La France dans la tourmente politique. Après le rejet du vote de confiance et la chute du gouvernement, l’exécutif se retrouve face à une équation délicate. Comment gouverner sans majorité ? Quatre scénarios sont aujourd’hui sur la table.
Emmanuel Macron pourrait nommer une nouvelle personnalité à Matignon, issue de son camp ou d’un autre. Un membre du Parti socialiste est pressenti, mais sans majorité stable à l’Assemblée nationale, le risque d’un nouveau blocage est élevé. "J’ai toujours soutenu Olivier Faure, mais je ne suis que député, c’est le Président de la République fera le choix. Espérons que cette fois il fera le bon choix", indique Philippe Naillet, député socialiste de la 1re circonscription.
Autre option, dissoudre l’Assemblée et convoquer des élections anticipées. "La France est difficilement gouvernable, il est possible que la dissolution soit la solution", réagit Stéphane Fouassin, sénateur.
Troisième scénario, extrême, la démission d’Emmanuel Macron. Selon un sondage, 49% des Français y seraient favorables. "S’il aime vraiment son pays, s’il prend en conscience des difficultés économiques et politiques du pays, il démissionne, il remet la balle au centre et il propose aux Français d’élire un nouveau président ou une nouvelle présidente de la République", estime Joseph Rivière, député Rassemblement national de la 3e circonscription.

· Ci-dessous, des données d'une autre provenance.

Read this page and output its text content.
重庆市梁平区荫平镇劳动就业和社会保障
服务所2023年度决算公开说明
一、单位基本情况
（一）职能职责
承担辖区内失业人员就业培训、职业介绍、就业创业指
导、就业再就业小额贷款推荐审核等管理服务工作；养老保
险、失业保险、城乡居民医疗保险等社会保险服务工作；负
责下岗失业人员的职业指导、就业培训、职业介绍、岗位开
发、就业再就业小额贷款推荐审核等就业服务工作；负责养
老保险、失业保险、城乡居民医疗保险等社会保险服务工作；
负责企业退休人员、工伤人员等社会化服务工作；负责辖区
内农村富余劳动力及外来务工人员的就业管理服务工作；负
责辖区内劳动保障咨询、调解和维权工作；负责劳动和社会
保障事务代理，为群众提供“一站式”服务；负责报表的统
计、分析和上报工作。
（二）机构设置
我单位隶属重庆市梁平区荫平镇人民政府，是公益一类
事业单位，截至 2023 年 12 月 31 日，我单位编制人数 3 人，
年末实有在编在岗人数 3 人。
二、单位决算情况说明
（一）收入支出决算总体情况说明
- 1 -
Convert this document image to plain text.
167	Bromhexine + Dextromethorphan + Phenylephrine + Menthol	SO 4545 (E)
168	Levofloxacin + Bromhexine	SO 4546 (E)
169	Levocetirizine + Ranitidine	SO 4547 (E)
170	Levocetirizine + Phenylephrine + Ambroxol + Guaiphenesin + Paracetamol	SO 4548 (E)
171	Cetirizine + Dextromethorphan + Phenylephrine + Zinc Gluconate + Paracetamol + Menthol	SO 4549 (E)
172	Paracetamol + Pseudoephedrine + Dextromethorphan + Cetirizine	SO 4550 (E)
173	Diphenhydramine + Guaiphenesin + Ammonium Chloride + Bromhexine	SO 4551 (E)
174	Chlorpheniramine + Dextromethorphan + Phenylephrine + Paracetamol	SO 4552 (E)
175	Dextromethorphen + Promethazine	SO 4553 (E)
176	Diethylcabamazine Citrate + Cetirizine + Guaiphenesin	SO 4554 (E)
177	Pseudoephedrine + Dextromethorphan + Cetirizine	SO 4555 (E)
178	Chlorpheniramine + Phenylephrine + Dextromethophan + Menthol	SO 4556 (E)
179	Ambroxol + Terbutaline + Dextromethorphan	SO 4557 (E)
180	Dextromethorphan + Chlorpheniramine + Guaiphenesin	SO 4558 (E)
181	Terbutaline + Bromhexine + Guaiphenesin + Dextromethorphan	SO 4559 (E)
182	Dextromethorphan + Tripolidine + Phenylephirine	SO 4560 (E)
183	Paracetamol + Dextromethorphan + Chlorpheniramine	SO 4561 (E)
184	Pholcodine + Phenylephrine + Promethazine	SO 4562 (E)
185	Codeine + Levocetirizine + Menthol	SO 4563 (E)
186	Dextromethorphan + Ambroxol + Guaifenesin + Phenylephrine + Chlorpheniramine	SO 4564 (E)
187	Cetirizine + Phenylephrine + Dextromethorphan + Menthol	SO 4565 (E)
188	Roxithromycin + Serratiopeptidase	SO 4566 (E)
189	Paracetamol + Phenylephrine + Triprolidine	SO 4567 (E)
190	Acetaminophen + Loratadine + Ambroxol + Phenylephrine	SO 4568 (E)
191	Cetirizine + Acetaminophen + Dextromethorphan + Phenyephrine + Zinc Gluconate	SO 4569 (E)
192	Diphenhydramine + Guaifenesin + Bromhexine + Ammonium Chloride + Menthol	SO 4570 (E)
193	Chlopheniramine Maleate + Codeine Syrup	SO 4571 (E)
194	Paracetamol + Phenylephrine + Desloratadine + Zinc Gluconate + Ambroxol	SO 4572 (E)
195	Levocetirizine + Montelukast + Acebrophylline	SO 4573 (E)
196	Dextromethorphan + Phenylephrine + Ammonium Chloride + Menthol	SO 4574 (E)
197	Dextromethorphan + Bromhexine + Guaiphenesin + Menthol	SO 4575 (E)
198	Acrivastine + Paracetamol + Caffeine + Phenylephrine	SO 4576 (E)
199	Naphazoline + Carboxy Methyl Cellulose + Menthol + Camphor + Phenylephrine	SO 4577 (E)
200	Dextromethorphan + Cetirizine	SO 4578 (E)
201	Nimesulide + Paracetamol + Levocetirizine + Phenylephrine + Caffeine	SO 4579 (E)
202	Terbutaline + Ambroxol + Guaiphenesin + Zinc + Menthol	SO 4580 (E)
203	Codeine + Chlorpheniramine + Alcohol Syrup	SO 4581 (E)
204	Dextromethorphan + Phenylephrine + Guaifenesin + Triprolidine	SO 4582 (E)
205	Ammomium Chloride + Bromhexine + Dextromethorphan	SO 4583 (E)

"Le vote des Français et des Départements d’outre-mer a été clairement contre la politique menée actuellement par François Bayrou et par Michel Barnier auparavant. Dissolution ou démission, c’est au principal intéressé qu’il faut poser la question", explique Frédéric Maillot, député du groupe gauche démocrate républicaine de la 6e circonscription.
Enfin, dernière solution, une proposition plus pragmatique. Gabriel Attal, ancien Premier ministre, suggère de nommer un négociateur pour trouver un accord. "Je propose que le président de la République désigne un négociateur, en actant dès le départ qu’il ne sera pas Premier ministre. Il serait chargé de réunir pendant trois à quatre semaines, l’ensemble des chefs de partis représentés à l’Assemblée 24h/24 et 7j/7 pour s’entendre sur un compromis budgétaire".
Entre blocage institutionnel et impatience populaire, l’avenir politique d’Emmanuel Macron reste plus incertain que jamais.